Я радостно кивнула, дескать, конечно, помню.
— И вот набрали мы всего: арбузов, дынь, винограда всякого — сколько смогли унести — и домой. Раза три, наверное, туда-сюда бегали, всю палатку разворовали. Потом уже таксиста нашли. Он нам и сообщил, что в Москве, оказывается, комендантский час ввели, пока мы пьянствовали! Правда, водку всё-таки продал. Но представляешь, что могло бы случиться, застукай нас патруль?
Я придвинулась поближе, обхватила руками и уткнулась ему в плечо. Я не желала представлять, что могло бы произойти. Он сидел рядом — живой и настоящий — и ничего на свете мне не было нужно кроме этой скамейки.

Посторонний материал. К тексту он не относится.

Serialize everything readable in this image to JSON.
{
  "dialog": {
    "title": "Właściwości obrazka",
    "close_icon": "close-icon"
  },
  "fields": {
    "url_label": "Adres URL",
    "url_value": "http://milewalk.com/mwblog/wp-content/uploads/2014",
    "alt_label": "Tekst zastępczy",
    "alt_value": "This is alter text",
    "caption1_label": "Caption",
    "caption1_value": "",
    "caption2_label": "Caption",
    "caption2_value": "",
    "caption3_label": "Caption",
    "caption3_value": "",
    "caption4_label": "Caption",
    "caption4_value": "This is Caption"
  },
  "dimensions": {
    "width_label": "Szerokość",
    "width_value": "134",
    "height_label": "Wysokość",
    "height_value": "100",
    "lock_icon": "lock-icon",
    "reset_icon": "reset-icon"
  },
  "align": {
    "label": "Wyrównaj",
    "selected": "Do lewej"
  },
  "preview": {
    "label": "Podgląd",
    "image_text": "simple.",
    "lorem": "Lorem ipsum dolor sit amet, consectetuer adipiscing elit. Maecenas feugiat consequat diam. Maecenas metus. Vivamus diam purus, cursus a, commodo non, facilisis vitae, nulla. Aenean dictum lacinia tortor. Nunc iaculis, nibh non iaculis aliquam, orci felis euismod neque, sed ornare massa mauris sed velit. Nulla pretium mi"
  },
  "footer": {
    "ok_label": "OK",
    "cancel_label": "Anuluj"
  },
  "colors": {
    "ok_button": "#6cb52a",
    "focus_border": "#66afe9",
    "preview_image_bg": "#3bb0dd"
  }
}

— А меня почему-то перестали узнавать однокурсники. Вот я пришла в институт в сентябре, а они идут мимо, глядят мне в лицо и не останавливаются, если на них не прикрикнуть. Забавно.
Я помолчала, а потом продолжила:
— А давай я тебе рожу кого-нибудь?
Мой щенячий взгляд наткнулся на его усмешку.
— А давай. Как думаешь, вы с моей женой уживётесь?
Ещё спокойно, не осознав смысла его слов, я спросила:
— Что это за гарем получится? — и отодвинулась.
— Ну, ты же первая начала нести чушь, — миролюбиво ответил он, обнимая меня за плечи. — Не могу же я из-за каждого романа бросать семью!